A development authority east of Atlanta has voted to approve an “economic development agreement” for the planned $5 billion Rivian factory, outlining terms with the electric vehicle company, including environmental standards and taxpayer-backed incentives.
The agreement is a key milestone for the project planned near Social Circle and Rutledge and sets the stage for grading, permitting and other work to begin. But full details of the pact are not yet public and likely won’t be until early next week after the documents have been signed by the state and Rivian, spokespeople for the state and the local authority said Tuesday.
The deal between the Joint Development Authority (JDA) of Jasper, Morgan, Newton, and Walton counties, the state and Rivian comes just days after the state held the first of 16 community engagement meetings to address residents’ concerns. Opponents of the Rivian plant have expressed fears about traffic, environmental issues, loss of farmland and over-development.
Rivian has promised to create 7,500 jobs in what state officials have called the largest economic development project in the state’s history.
“The positive generational effects will be tremendous for the area, and we look forward to being able to celebrate the full scope of this project in the near future,” Georgia Department of Economic Development Commissioner Pat Wilson said in a news release.
The board of tax assessors in Walton County this week approved a long-term rental agreement for the nearly 2,000-acre site, which will be owned by the state. The agreement outlines certain land-use terms and tax exemptions.

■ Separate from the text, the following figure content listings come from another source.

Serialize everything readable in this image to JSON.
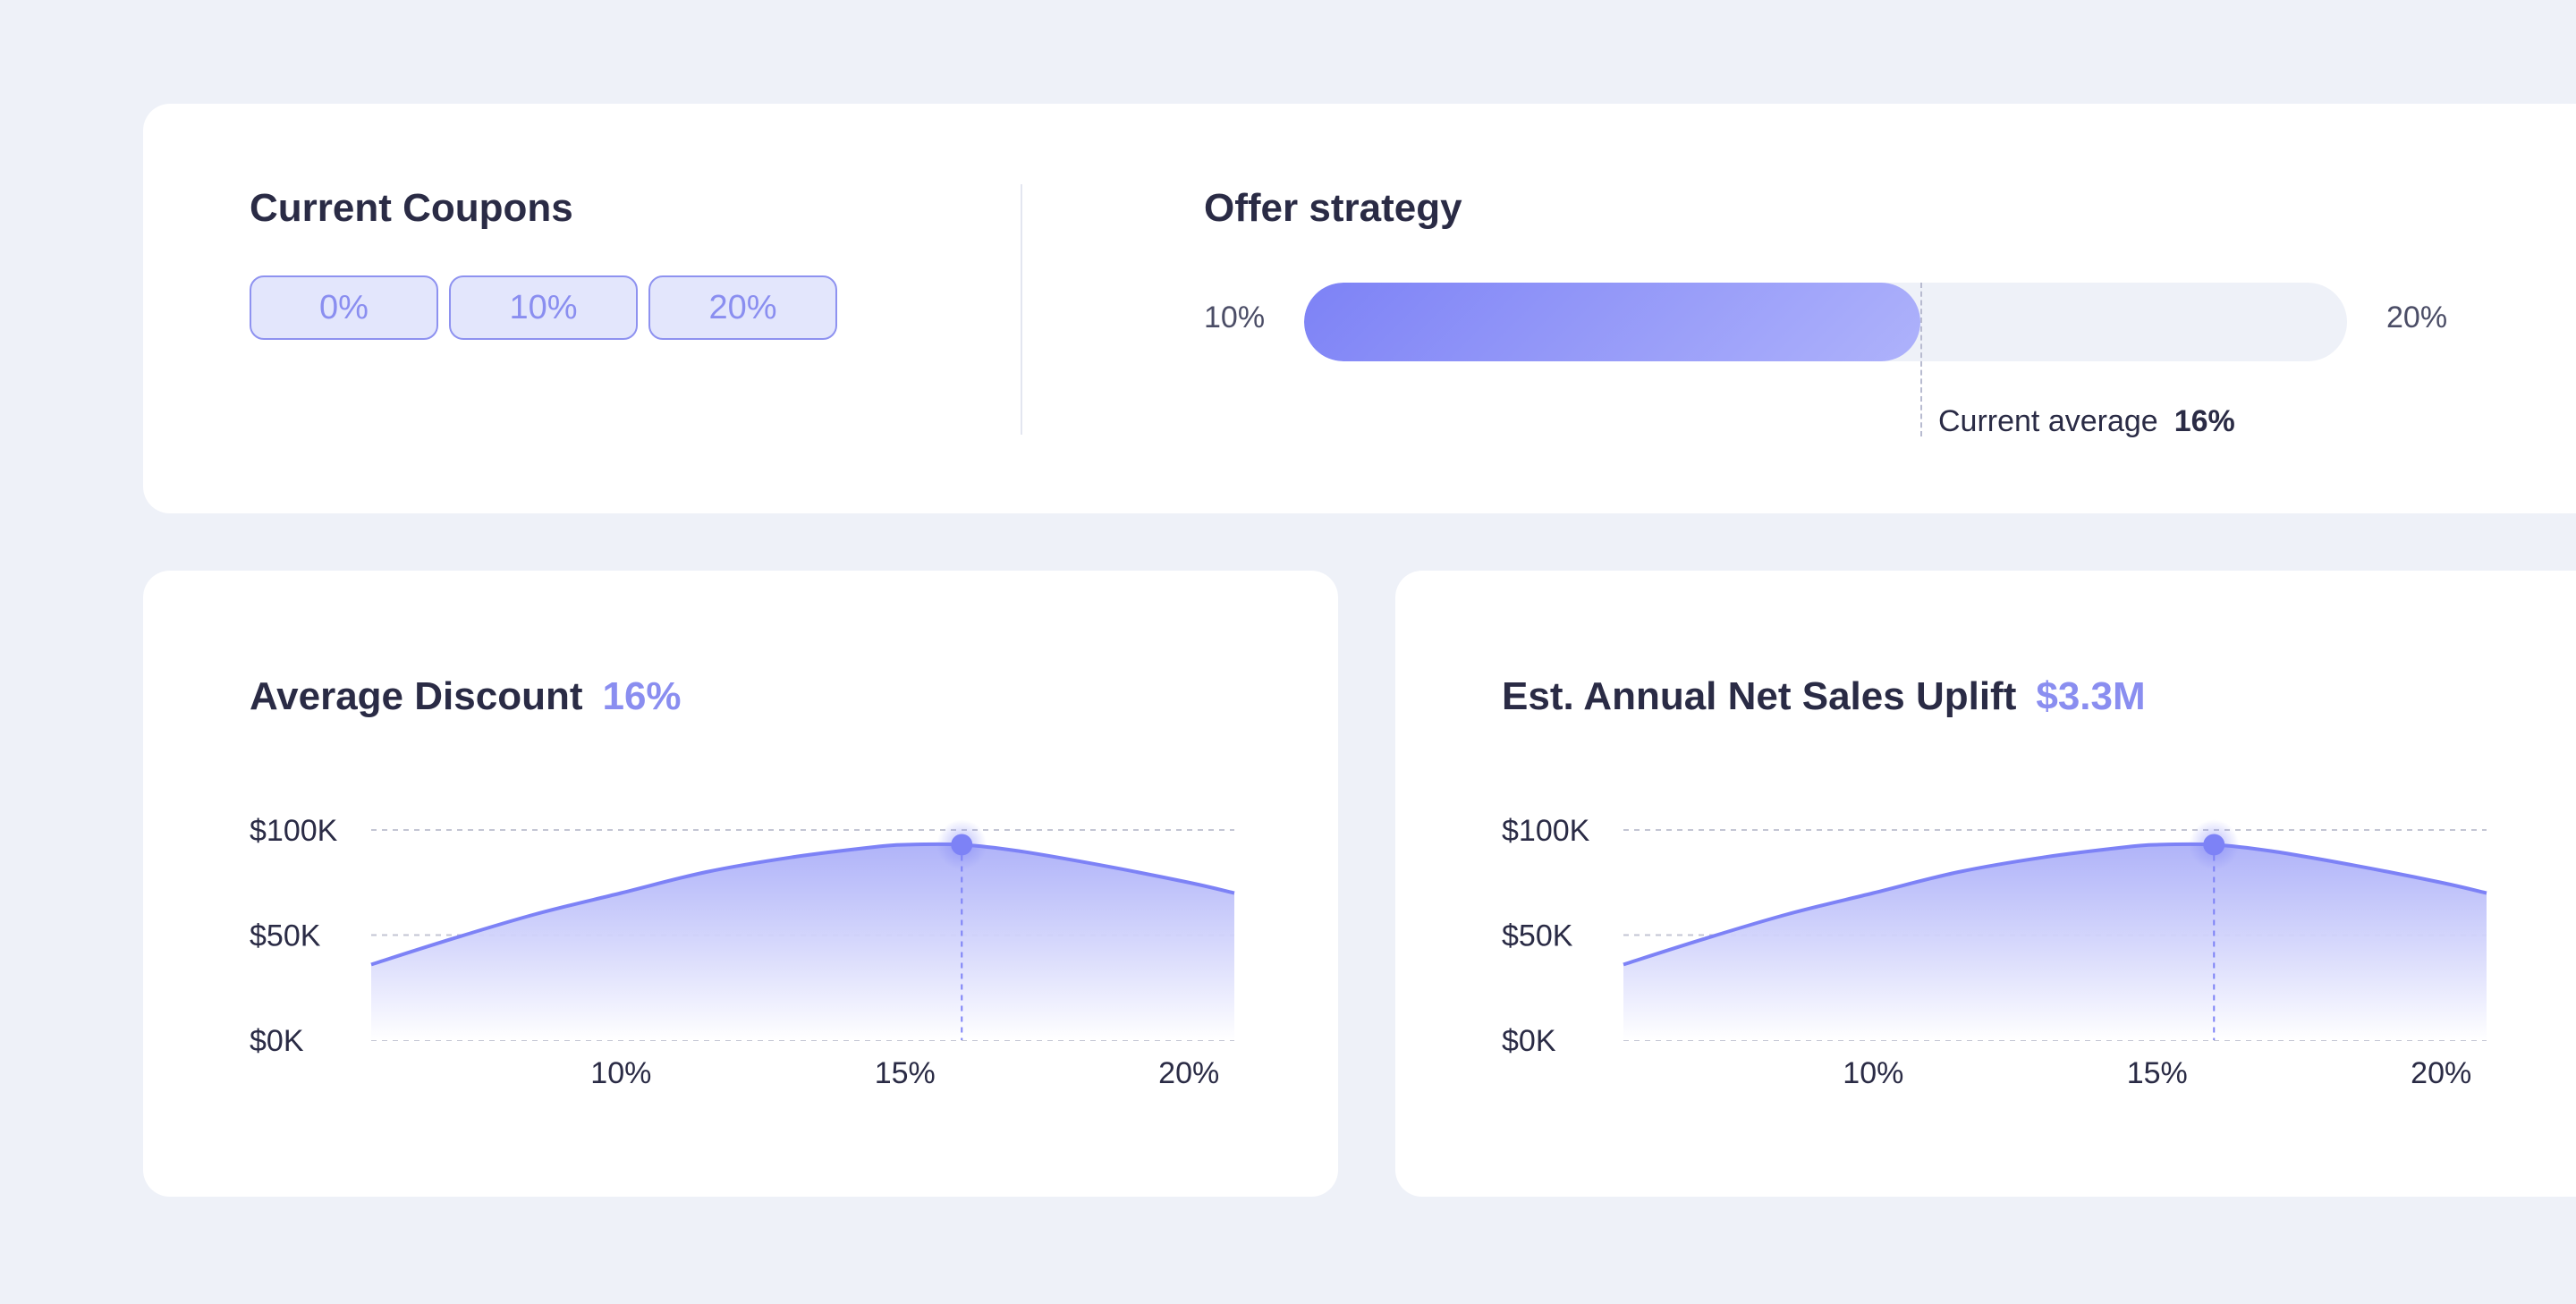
{
  "coupons": {
    "title": "Current Coupons",
    "chips": [
      "0%",
      "10%",
      "20%"
    ]
  },
  "offer_strategy": {
    "title": "Offer strategy",
    "min_label": "10%",
    "max_label": "20%",
    "min": 10,
    "max": 20,
    "current": 16,
    "current_label": "Current average",
    "current_value": "16%"
  },
  "colors": {
    "accent": "#8A8EF0",
    "line": "#7D82F6",
    "text": "#2A2B45",
    "background": "#EEF1F8"
  },
  "charts": {
    "left": {
      "title": "Average Discount",
      "value": "16%"
    },
    "right": {
      "title": "Est. Annual Net Sales Uplift",
      "value": "$3.3M"
    }
  },
  "chart_data": [
    {
      "type": "area",
      "title": "Average Discount",
      "xlabel": "",
      "ylabel": "",
      "xlim": [
        5.6,
        20.8
      ],
      "ylim": [
        0,
        100
      ],
      "x_ticks": [
        10,
        15,
        20
      ],
      "x_tick_labels": [
        "10%",
        "15%",
        "20%"
      ],
      "y_ticks": [
        0,
        50,
        100
      ],
      "y_tick_labels": [
        "$0K",
        "$50K",
        "$100K"
      ],
      "grid": true,
      "x": [
        5.6,
        7,
        8.5,
        10,
        11.5,
        13,
        14.5,
        15,
        16,
        17,
        18.5,
        20,
        20.8
      ],
      "y": [
        36,
        48,
        60,
        70,
        80,
        87,
        92,
        93,
        93,
        90,
        83,
        75,
        70
      ],
      "highlight": {
        "x": 16,
        "y": 93
      }
    },
    {
      "type": "area",
      "title": "Est. Annual Net Sales Uplift",
      "xlabel": "",
      "ylabel": "",
      "xlim": [
        5.6,
        20.8
      ],
      "ylim": [
        0,
        100
      ],
      "x_ticks": [
        10,
        15,
        20
      ],
      "x_tick_labels": [
        "10%",
        "15%",
        "20%"
      ],
      "y_ticks": [
        0,
        50,
        100
      ],
      "y_tick_labels": [
        "$0K",
        "$50K",
        "$100K"
      ],
      "grid": true,
      "x": [
        5.6,
        7,
        8.5,
        10,
        11.5,
        13,
        14.5,
        15,
        16,
        17,
        18.5,
        20,
        20.8
      ],
      "y": [
        36,
        48,
        60,
        70,
        80,
        87,
        92,
        93,
        93,
        90,
        83,
        75,
        70
      ],
      "highlight": {
        "x": 16,
        "y": 93
      }
    }
  ]
}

The board of assessors in Morgan County, where part of the site lies, tabled discussion of the agreement until its next meeting, which is likely to be held May 18.
Senior state officials have told The Atlanta Journal-Constitution that the Rivian incentive package is likely to include tax exemptions, tax credits for jobs created, infrastructure improvements that could include a new interchange along I-20 near the future plant and free worker training.
Gov. Brian Kemp’s budget proposal included $125 million for land and worker training costs. But that is likely to be just a fraction of the state and local incentives.
California-based Rivian has said it will build its flagship R1T truck and R1S SUV along with battery-powered electric delivery vans at the site along I-20.
Though state political and business leaders have signaled support for Rivian, there is substantial local opposition to the plant, which threatened to derail rezoning of 2,000 rural acres for industrial use. Former U.S. Sen. David Perdue, who is challenging Kemp in the Republican primary, has slammed the governor over the Rivian project and the lack of transparency surrounding it.
The state took over the project and ownership of the land from the JDA to bypass zoning votes. The state also set up four committees to address community concerns. The first public meeting was held last week, and members of Site Design and Environmental Committee received an earful from upset residents.
A spokeswoman for Rivian declined to comment until the deal is signed.
The news release included few details about the agreement. Rivian is expected to receive certain tax exemptions but also enter into a payment in lieu of taxes agreement (PILOT) on the site. The PILOT fees will recoup schools and local governments of some of the tax revenue not collected under terms of the incentive package.
The release said the land where Rivian will build its plant currently generates about $80,000 in tax revenue annually. That will increase to $1.5 million annually for six years starting in 2023 and increase to $12 million in the seventh year. If Rivian exceeds its planned investment of $5 billion, the company will also pay increased PILOT fees under a defined schedule.
The agreement also outlines standards for water quality, groundwater recharge, runoff, and other local, state and federal environmental requirements. Rivian will still be required to obtain all necessary permits for construction, state officials have said.
Chas Moore, a leader of Rivian opposition group Morgan Land, Sky & Water Preservation, raised concerns about the impact to the water table for rural areas that depend on wells. He said Morgan County’s projected share of PILOT revenues are too little to mitigate potential impacts from the factory, including on roads and schools.
“It’s not enough to fund the infrastructure,” he said.
A note of disclosure
Cox Enterprises, owner of the AJC, owns about a 4% stake in Rivian and supplies services to it. Sandy Schwartz, a Cox executive who oversees the AJC, is on Rivian’s board of directors and holds stock personally. He does not take part in the AJC’s coverage of Rivian.